En entrevue avec La Presse, Pierre Beaudoin, président du conseil d'administration, dit espérer que les Québécois se réconcilieront avec Bombardier, malgré la récente crise de confiance.

En le voyant marcher d'un pas presque léger pour se rendre à l'assemblée annuelle de Bombardier, tenue il y a 10 jours dans une usine de Dorval, il était difficile de croire que Pierre Beaudoin était la cible d'une fronde sans précédent des caisses de retraite et, pire encore peut-être, de sarcasmes virulents sur les réseaux sociaux.

L'homme de 54 ans, qui est entré chez Bombardier à 23 ans, a mené l'assemblée sans broncher. Seul petit faux pas : il a prononcé le mot « transaction » plutôt que « transition » en faisant part de sa décision de quitter ses fonctions à la direction de l'entreprise le 30 juin pour donner sa pleine autonomie au PDG Alain Bellemare. Le lapsus l'a fait sourire.

Au siège social de Bombardier, au 29e étage d'une tour du centre-ville, M. Beaudoin est encore plus calme lorsqu'il rencontre La Presse, une semaine après le rendez-vous avec les actionnaires. Il admet posément que la controverse sur la rémunération et la gouvernance de Bombardier n'a pas été facile à vivre pour lui, pour sa famille et pour les salariés de l'entreprise, mais il n'exprime aucun regret.

« Ce n'est pas plaisant. Évidemment, on aime mieux régler ça en privé. Quand c'est public, c'est un peu plus difficile », dit-il.

Bombardier n'aurait-elle pas évité cette nouvelle crise si le conseil d'administration qu'il préside n'avait pas consenti à d'importantes augmentations de rémunération pour les hauts dirigeants ? Pierre Beaudoin ne répond pas directement, préférant répéter la position que Bombardier a adoptée il y a plusieurs semaines : oui, l'entreprise aurait pu mieux communiquer sur la question, mais il faut bien payer les patrons pour s'assurer de leur fidélité. On sent là l'entêtement hérité de son père Laurent, le bâtisseur du Bombardier moderne.

Appui du public

« Dans une entreprise comme Bombardier, il y a des périodes qui sont plus le fun, il y en a d'autres où l'on doit reconnaître qu'on a fait des choses moins bien, et dans ces périodes-là, on se remet en question, affirme M. Beaudoin. On est fiers de ce qu'on fait et c'est important pour nous d'avoir l'appui de notre communauté. »
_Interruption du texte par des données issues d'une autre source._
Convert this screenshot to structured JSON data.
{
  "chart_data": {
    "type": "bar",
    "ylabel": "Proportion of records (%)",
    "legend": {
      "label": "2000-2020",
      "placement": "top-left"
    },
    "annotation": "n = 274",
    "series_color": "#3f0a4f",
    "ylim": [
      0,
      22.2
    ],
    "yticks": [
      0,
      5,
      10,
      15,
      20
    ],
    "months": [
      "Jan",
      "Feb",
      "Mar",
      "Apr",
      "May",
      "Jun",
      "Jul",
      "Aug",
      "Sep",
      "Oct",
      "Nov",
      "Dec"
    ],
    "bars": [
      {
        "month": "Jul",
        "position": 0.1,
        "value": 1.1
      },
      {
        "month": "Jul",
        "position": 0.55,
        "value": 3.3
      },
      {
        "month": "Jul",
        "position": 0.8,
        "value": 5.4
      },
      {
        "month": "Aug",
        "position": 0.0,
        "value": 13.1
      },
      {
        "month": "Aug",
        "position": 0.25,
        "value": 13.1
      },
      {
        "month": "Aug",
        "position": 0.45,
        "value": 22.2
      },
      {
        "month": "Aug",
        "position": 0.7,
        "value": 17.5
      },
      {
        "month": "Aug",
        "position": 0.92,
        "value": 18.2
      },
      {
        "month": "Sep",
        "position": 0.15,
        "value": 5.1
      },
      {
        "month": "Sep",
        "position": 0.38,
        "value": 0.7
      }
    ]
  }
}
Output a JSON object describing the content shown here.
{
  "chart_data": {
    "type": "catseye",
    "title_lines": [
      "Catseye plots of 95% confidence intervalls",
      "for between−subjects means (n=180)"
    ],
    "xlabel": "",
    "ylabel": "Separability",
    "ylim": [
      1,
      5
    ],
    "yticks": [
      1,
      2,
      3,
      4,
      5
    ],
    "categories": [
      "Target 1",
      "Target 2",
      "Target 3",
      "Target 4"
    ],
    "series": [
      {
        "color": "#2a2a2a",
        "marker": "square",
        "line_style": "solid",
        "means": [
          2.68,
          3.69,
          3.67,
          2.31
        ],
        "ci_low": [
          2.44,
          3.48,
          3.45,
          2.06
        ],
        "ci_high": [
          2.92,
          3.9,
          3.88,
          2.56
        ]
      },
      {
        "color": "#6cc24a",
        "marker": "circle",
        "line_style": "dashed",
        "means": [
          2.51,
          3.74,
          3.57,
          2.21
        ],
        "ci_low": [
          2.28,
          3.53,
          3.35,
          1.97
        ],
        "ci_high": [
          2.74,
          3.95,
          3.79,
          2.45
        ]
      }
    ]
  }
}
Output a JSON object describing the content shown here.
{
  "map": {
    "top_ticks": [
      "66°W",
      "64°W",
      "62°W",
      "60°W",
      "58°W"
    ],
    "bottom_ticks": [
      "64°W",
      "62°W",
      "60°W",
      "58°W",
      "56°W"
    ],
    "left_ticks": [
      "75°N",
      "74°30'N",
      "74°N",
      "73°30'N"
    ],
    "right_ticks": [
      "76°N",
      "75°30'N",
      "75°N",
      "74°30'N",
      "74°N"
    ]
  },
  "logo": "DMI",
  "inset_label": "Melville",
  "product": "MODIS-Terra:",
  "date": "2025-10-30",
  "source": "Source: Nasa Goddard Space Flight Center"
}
Cela est plus important que jamais, concède-t-il, puisque l'an dernier, Bombardier a eu droit à des investissements de 2,5 milliards US de la part de la Caisse de dépôt et placement ainsi que du gouvernement du Québec. Cela dit, Pierre Beaudoin croit que le moment est maintenant venu pour la population de mettre de côté ses rancoeurs sur la rémunération des dirigeants de Bombardier et l'aide publique octroyée à l'entreprise.

« J'aimerais ça que les Québécois, quand ils pensent à Bombardier, ils voient ce que construisent nos employés », exprime-t-il, impatient de voir ses concitoyens voyager dans les futurs avions C Series d'Air Canada.

« Ici au Québec, on construit le meilleur avion au monde dans sa catégorie », lance M. Beaudoin dans un élan d'enthousiasme.

Bombardier en fait-il suffisamment pour regagner la confiance des Québécois ? Chose certaine, ce sera là le prochain grand défi de la carrière déjà mouvementée de Pierre Beaudoin.